Intra-regional trade in South Asia accounts for around 5% of global trade, a dismal picture in comparison to other contemporary economic blocs. Most of the eight members including India, Pakistan, Bangladesh and Sri Lanka do much more trade outside of the region.
There are various reasons for poor performance in trade cooperation. Lackadaisical implementation of instruments of trade liberalisation including the prevalence of sensitive list, non-tariff and para-tariff barriers and poor connectivity among the countries are few of them. It is vital to facilitate cross-border flow of investment and trade in services to achieve deeper integration, which remains a cherished dream for South Asian community.
India’s Prime Minister in his opening remarks at the summit pledged to ease custom duties, open transport links and push forward other trade liberalisation methods including stamping business visa valid for three to five years for SAARC. But no timeline has been given for these efforts. Experts insist SAARC requires substantial investment in basic infrastructures to address the issue of physical connectivity. The Asian Development Bank has estimated that South Asia needs an annual investment of $ 250 billion over the next 10 years to bridge the investment gaps on infrastructures.
But there is a huge funding bottleneck. Limited funding is available through multilateral financing institutions. The South Asian Development Fund (SADF) is not yet operational to be able to fund infrastructure projects.
Attempts to make the fund larger have so far been unsuccessful leaving experts to suggest tapping the Asian Infrastructure Investment Bank (AIIB), backed by China. Five South Asian countries – Bangladesh, Nepal, India, Pakistan and Sri Lanka – are already signatories to the institution. They also advocate active participation on China’s 21st Century Maritime Silk Route policy.
China itself has shown enthusiasm by becoming increasingly involved in SAARC with President Xi Jingping visiting Maldives, Sri Lanka and India in September. Nonetheless broad consensus is yet to be reached among SAARC members on whether to allow China a seat on the organisation and elevate it from Observer status it has maintained since 2006.

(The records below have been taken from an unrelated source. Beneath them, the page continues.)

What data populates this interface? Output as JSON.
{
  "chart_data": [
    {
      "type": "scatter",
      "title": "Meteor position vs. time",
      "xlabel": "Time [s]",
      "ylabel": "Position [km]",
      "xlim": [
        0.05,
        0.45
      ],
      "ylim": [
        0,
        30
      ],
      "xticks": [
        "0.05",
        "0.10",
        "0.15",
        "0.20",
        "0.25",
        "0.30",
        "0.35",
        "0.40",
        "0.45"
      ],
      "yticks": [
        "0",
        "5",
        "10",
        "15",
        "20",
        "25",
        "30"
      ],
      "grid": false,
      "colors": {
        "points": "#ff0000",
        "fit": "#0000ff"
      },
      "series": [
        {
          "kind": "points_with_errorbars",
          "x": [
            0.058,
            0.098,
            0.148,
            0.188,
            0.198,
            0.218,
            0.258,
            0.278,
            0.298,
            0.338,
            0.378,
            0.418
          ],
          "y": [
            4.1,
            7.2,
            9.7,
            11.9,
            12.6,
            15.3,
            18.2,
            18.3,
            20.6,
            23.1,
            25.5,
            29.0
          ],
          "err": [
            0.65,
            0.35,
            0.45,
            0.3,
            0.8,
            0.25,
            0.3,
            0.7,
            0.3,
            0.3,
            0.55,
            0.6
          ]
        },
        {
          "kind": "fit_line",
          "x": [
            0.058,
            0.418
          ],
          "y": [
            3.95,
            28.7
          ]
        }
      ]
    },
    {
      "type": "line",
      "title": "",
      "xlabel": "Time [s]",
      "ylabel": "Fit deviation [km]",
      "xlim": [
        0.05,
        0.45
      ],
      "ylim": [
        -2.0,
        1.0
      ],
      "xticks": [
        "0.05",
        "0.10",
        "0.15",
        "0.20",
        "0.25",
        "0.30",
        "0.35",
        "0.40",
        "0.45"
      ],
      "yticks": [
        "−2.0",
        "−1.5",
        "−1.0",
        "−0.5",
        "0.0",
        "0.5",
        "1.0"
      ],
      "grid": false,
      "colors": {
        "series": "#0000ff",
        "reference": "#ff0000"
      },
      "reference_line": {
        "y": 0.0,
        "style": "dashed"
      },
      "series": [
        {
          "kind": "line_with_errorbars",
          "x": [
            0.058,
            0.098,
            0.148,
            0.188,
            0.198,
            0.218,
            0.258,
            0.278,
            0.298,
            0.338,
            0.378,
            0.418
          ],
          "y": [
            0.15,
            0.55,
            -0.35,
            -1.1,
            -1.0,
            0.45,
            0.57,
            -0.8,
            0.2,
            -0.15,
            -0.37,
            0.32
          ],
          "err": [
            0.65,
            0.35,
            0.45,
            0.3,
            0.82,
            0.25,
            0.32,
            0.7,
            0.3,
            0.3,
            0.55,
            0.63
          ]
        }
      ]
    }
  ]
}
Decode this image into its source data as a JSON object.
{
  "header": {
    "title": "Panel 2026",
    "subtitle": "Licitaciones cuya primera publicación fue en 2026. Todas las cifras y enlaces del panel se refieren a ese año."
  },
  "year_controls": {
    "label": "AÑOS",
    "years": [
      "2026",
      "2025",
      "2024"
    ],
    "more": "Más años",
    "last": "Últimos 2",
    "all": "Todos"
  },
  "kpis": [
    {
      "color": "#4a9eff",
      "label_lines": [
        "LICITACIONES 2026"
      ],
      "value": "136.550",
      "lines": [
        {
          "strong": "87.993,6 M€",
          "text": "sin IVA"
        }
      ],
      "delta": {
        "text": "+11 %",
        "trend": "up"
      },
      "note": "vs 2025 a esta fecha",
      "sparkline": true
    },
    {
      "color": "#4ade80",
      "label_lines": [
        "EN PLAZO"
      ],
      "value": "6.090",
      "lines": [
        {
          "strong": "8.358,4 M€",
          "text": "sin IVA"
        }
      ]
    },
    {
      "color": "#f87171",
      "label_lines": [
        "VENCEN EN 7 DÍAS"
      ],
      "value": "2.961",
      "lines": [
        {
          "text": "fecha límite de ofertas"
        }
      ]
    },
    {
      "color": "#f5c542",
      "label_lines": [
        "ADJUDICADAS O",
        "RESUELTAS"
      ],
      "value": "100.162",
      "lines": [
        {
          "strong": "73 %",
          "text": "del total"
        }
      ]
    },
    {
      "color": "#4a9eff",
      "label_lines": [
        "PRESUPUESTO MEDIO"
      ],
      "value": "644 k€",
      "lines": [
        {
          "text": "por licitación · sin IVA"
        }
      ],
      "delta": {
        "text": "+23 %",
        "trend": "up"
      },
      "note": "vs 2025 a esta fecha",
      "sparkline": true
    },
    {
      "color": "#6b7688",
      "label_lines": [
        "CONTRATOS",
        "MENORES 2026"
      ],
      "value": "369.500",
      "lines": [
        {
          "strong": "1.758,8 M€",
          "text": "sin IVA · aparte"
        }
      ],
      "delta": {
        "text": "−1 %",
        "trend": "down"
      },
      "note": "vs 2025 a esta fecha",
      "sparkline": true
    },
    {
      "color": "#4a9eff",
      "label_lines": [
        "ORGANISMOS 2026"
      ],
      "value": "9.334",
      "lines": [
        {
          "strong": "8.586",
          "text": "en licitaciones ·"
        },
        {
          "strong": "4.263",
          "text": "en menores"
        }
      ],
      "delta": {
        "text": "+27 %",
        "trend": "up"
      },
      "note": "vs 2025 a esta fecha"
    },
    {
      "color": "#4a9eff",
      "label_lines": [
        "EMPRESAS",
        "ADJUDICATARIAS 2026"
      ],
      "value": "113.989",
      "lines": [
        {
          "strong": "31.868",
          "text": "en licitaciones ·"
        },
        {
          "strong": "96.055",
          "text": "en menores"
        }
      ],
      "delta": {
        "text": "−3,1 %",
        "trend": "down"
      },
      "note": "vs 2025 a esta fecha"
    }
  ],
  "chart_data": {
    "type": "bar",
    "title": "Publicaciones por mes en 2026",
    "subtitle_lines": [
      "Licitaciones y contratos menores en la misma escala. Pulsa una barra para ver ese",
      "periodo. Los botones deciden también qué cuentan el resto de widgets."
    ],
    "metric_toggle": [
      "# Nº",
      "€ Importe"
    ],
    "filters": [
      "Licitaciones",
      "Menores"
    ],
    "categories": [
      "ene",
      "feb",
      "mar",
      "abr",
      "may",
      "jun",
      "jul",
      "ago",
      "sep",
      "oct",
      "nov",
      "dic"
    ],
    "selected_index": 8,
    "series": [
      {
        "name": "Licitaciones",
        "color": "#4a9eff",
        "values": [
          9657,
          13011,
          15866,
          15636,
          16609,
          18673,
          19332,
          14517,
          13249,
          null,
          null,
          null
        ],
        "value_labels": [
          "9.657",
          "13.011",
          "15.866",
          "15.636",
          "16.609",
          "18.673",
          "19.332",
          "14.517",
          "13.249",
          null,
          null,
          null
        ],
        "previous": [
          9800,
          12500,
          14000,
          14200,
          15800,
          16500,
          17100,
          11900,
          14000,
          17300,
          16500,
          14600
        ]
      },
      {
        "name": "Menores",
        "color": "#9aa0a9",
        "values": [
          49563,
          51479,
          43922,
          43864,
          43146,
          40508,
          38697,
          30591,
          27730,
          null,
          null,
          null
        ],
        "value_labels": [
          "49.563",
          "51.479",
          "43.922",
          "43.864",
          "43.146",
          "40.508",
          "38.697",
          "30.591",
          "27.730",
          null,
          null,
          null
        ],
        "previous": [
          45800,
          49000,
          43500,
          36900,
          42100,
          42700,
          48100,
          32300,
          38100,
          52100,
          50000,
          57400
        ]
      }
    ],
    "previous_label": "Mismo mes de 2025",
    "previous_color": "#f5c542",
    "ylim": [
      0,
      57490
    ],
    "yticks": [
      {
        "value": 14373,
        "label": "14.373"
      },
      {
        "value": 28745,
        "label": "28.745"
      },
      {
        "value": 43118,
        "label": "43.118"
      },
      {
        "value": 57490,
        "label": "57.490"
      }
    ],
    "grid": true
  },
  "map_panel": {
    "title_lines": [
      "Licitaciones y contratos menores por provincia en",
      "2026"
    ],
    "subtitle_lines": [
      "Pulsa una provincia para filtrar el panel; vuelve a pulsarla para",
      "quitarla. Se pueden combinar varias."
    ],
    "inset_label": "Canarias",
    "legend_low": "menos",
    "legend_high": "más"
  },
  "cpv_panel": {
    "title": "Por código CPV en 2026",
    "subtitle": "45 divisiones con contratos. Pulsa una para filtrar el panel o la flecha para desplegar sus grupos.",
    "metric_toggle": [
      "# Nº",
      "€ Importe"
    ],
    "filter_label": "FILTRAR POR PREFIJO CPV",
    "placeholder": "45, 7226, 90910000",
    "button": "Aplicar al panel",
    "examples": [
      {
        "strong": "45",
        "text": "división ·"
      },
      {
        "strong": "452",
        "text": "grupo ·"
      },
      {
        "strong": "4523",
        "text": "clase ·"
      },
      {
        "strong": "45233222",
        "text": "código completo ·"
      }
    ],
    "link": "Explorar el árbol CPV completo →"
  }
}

Adding to complicated geo-politics is historic rivalries, especially between Indian and Pakistan, which is threatening to derail crucial agreements at the 18th SAARC Summit. Despite calls from all leaders to push ahead with integration, reports have indicated Pakistan is unprepared to sign three separate SAARC Framework Agreements on railways, motor vehicles and energy cooperation.
However, during the leaders’ retreat on Thursday Indian Prime Minister Narendra Modi was seen greeting his Pakistani counterpart, sparking hopes that the nearly three-decade organisation can finally move forward to collective prosperity.